Hey, it could be worse; Scott could have tried holding prices down by going from 2-ply to 1-ply instead. Or even 1.3-ply.

Then again, I suspect that type of deception is something most of us would have noticed sooner rather than later.

Photo Credit: jcoterhals


  1. 1

    Drew Shock says

    OK Len I decided to click on one of your “unloved articles” and give it a look.

    I actually find some of the smaller packaging frustrating. I use to use Smart Balance in the tub instead of butter to make my Christmas cookies which require 4 oz. per batch. I could get four batches out the of the 16 oz. container by using a butter knife and cutting the Smart Balance into 4 equal sections. But they reduced the container to 15 oz. which doesn’t work now. So I just went back to butter which comes in 4 oz. sticks.

    I love Florida’s Natural and Tropicana orange juice but since they have dropped from 64 oz. to 59 oz., I mostly buy Minute Maid (still 64 oz. for now) and have found the taste very satisfying.

    I’ve seen single serving yogurt go from 8 oz. containers to 6 oz. then 4 oz. and I’ve even seen some less than 2 oz. What’s next a single bite yogurt container? It cost more for the packaging than the actual contents, crazy.

    • 2

      Len Penzo says

      It really is crazy, Drew. We may get to single-bite yogurts one of these days! Thanks for giving this post a little attention too. :-)

  2. 3


    I came here from your “unloved article” list, too.

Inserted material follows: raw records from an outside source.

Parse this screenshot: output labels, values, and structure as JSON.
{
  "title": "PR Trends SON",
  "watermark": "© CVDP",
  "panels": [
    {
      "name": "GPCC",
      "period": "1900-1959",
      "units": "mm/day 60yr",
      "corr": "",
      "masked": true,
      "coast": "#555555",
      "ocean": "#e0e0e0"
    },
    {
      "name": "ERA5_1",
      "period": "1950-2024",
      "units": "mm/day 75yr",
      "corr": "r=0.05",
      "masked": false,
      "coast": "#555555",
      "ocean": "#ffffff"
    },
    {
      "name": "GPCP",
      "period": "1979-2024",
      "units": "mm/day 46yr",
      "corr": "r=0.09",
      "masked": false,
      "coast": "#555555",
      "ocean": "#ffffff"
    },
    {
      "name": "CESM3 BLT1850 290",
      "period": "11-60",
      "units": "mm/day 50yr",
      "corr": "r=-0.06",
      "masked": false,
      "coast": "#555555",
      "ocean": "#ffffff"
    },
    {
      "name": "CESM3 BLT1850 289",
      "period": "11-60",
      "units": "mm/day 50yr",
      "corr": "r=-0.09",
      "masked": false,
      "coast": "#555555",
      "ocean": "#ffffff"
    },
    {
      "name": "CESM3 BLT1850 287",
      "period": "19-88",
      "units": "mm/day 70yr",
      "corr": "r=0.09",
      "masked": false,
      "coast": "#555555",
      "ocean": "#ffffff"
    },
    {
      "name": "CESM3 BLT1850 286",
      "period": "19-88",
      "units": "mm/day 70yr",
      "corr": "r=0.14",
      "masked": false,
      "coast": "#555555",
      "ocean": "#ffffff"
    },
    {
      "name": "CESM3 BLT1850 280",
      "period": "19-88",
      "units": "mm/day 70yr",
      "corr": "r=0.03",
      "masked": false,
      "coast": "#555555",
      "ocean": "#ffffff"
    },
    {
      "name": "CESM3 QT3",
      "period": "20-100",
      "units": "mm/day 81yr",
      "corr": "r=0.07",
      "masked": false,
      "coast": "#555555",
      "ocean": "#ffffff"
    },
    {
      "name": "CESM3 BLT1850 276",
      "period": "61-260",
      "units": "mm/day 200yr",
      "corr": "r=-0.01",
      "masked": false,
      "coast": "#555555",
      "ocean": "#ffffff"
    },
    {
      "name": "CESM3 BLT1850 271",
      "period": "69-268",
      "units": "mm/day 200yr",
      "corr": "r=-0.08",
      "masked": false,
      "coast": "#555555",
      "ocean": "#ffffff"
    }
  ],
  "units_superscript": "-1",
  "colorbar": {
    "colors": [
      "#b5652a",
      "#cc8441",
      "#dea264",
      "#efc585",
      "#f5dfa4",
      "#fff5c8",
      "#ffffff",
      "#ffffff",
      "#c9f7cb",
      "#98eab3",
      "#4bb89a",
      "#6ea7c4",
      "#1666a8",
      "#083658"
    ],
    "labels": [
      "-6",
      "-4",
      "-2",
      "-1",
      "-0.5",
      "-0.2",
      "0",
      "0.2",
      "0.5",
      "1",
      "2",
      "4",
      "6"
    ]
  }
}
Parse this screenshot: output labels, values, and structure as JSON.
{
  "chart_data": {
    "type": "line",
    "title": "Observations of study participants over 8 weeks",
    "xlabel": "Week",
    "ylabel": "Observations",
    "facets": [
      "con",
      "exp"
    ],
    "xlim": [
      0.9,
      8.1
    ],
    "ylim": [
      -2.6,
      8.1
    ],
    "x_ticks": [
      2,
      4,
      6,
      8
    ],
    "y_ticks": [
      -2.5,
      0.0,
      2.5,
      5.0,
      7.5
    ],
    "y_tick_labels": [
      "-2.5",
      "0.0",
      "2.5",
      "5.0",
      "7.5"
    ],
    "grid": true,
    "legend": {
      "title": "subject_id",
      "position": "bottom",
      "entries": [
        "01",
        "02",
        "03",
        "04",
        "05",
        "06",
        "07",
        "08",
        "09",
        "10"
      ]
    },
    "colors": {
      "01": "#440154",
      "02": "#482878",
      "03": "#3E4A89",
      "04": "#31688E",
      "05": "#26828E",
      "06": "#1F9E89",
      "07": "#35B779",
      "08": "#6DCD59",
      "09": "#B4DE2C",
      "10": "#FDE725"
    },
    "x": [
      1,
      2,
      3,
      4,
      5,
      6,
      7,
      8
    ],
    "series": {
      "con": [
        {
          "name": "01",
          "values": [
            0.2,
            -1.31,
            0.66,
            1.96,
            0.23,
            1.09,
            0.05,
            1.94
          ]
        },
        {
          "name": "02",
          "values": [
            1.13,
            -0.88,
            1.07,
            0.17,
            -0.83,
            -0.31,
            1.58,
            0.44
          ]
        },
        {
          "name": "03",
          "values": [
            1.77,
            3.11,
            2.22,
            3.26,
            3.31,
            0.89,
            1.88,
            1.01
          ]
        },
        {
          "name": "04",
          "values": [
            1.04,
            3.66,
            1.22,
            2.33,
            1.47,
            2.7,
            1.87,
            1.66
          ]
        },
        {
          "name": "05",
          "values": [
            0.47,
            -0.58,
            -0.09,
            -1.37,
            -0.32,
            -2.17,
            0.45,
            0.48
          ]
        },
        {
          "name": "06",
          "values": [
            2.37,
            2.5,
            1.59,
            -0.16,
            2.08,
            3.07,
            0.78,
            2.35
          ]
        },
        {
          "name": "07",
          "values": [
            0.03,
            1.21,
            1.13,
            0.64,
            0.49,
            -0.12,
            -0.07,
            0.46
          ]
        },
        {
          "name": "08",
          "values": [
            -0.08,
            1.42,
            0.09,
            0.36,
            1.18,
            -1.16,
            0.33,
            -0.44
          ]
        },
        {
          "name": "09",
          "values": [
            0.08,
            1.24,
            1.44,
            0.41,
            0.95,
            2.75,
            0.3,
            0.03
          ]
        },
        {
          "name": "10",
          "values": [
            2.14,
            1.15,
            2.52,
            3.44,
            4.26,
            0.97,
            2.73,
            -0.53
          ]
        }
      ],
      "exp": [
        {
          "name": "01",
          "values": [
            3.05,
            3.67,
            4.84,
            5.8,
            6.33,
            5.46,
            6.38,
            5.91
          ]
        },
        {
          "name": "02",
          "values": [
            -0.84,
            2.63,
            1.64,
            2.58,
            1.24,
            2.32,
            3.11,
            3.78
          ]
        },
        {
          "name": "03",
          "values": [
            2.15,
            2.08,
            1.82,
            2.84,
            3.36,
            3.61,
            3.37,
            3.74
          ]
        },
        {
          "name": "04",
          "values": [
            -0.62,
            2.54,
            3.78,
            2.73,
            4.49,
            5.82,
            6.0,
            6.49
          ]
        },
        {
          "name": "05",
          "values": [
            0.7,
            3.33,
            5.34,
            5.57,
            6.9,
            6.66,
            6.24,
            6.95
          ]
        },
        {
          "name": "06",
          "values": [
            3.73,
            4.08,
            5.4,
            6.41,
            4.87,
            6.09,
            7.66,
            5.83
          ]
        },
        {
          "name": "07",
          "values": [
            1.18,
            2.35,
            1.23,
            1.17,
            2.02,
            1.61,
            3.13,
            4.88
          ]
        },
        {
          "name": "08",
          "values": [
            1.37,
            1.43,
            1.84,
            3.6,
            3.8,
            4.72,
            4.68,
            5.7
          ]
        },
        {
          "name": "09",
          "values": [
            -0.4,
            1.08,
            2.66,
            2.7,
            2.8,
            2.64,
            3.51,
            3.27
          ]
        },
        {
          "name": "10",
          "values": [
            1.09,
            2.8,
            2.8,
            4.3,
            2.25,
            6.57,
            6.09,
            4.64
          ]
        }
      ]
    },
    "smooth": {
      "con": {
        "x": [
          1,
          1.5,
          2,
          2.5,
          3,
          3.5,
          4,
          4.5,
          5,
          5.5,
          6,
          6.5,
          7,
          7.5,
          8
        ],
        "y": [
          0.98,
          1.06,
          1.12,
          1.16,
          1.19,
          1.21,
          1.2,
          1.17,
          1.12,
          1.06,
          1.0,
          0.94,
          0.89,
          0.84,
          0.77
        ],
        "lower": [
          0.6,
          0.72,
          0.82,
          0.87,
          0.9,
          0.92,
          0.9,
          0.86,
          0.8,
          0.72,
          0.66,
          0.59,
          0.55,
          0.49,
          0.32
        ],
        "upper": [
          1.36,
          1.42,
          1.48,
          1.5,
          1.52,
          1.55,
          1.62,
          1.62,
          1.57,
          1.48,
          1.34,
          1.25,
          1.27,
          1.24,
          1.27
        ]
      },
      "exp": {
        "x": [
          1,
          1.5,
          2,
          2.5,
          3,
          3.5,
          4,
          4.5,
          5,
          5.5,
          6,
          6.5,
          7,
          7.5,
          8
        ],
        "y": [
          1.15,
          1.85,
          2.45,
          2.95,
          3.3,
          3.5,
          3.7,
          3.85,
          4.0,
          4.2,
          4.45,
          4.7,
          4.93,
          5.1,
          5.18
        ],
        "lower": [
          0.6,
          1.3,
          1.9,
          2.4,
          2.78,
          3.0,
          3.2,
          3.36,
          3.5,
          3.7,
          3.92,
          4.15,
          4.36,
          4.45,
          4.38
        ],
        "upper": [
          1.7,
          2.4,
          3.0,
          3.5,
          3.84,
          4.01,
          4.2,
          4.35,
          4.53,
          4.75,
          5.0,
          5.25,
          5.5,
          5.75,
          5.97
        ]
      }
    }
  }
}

    It seems this method would be less effective now that most stores list the “price per unit” so that people can quickly and accurately comparison-shop. Unless I have a specific brand preference, I buy things based on its price-per-unit, not its size.

    That said, I’m sure loads of not-price-conscious people just look at the sticker price.

  3. 5

    Tails says

    Your premise is flawed. Most of the “foods” you mentioned are not real foods. This is also the case for your sandwich cost comparison. Avoid processed and prepackaged “foods” such as chips, candies, deli meats and cheese. The commodity cost of these items are a fraction of the total cost. The health costs are also significant.

    Rediscover the basics from your youth: vegetables, fruit, nuts and seeds, and, of course, rice and beans. You can make delicious and varied oatmeal breakfasts, salad lunches, grain and vegetable dinners, and nut and dried fruit snacks. BTW, PBJ FTW.

  4. 6

    Dave says

    Great article, Len, as usual.

    Here’s what bothers me the most about the ever-shrinking package, and I’ll bet most people haven’t really thought about it:

    As the packaging shrinks (and even if only the amount of food inside shrinks, as is often the case with chips in bags), the ratio between the quantity of packaging material required and the amount of food inside those packages is rising. This fact can be proven mathematically, though I certainly wouldn’t do that here. The effect of this is that we are gradually paying more and more for the packaging than for the product inside, which is a price increase of a slightly different kind than is obvious.

    The good news (?) is that eventually manufacturers will have to return packages to a respectable size and just raise the price, or they will have to somehow entirely redesign the packaging. In fact, I have seen the latter occur several times, often when they come up with an entirely new box or maybe switch from a metal can to a plastic pot and an entirely different approach. But eventually, explicit price increases are inescapable.